His departure comes at the worst time for the executive. The resignation of Jean-Paul Delevoye, Monday, December 16, embarrassed Emmanuel Macron and Édouard Philippe on the eve of a new day of mobilization against the pension reform - mobilization which promises to be massive.

After the Prime Minister announced the details of the reform project on December 11, the CFDT and Unsa announced that they were joining the challenge. For the first time since the start of the 12-day-long conflict, the CFDT will thus be present at the demonstrations planned for Tuesday, thus displaying on the street a united trade union front which has not been seen since 2010.

>> Read: Jean-Paul Delevoye, High Commissioner for Pensions, resigns

In this context, the departure of the "Monsieur Retraites" from the government is "a mess", deplores a parliamentarian of the majority, who considers that this kind of setback "always falls badly, but even more this week which can be decisive in the arm between the government and the unions. "

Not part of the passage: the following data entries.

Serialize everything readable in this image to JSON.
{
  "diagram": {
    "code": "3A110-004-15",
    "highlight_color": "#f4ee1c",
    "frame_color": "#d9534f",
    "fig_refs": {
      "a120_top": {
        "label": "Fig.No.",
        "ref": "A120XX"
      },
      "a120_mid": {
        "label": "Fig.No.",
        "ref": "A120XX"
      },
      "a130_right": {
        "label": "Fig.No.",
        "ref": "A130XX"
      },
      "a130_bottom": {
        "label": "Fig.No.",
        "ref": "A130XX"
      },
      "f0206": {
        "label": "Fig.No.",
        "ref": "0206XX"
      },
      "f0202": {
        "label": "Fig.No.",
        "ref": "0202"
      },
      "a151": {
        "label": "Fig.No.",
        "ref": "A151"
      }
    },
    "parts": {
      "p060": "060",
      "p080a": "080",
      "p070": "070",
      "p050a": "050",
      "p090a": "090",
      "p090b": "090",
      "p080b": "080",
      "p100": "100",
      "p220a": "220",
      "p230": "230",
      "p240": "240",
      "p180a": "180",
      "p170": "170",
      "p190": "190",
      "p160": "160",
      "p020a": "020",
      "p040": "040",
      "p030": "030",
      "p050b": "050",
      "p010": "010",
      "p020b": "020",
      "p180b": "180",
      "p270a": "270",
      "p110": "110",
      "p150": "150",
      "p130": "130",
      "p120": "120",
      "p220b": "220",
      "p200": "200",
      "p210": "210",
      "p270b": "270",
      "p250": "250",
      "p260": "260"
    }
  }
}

The Élysée Palace has announced that Jean-Paul Delevoye will be replaced "as soon as possible". But everyone knows in government that it will be very difficult to find a successor. Surrounded by a "dream team", as he called his team, the affable former Mediator of the Republic was appreciated by the trade unionists, seduced, like Dominique Corona (Unsa), by "a very rounded character, very affordable, who respects the people in front of him. "

A successor with "the same technical knowledge" of the pension file

"He is a man of dialogue. He carried with a conviction that we cannot blame him for the government project", reacted the secretary general of Force Ouvrière (FO), Yves Veyrier, on LCI.

The boss of the CFDT, Laurent Berger, meanwhile stressed that "the consultation with him was fair, there was a confrontation of intelligent ideas, to try to get things done". "He never caught us in traitors," he said on France Info. "Basically, (...) he knows the subject very well, he is the one who knows best the positions of the various interlocutors," added Laurent Berger.

>> Read: The reasons for the mobilization against the pension reform

For his part, Laurent Escure (Unsa), also on LCI, said "hope" that the successor to Jean-Paul Delevoye "has the same technical knowledge and the same respect for the social partners".

This is where the main problem of the President of the Republic and his Prime Minister resides: pension reform is an eminently technical issue that requires knowing its various parameters at the tip of your fingers. Some ministers or parliamentarians have thus got their feet in the carpet while trying to do pedagogy, like the Minister of Labor, Muriel Pénicaud, on December 14 on BFM TV, including defending the pension system at points was more than painstaking.

Muriel Pénicaud explains the reform of #retraites. Convincing isn't it? And clear, above all. 😳 pic.twitter.com/vspQeMjcce

- Coralie Delaume (@CoralieDelaume) December 14, 2019


Jean-Paul Delevoye was appointed in September 2017 high commissioner for pension reform and entered the government two years later, after eighteen months of consultations with the social partners. A succession of revelations concerning omissions in his declaration of interests to the High Authority for the Transparency of Public Life (HATVP) ended up pushing him to resign. This makes him the 7th minister to resign for ethical reasons since the arrival of Emmanuel Macron at the Élysée in spring 2017.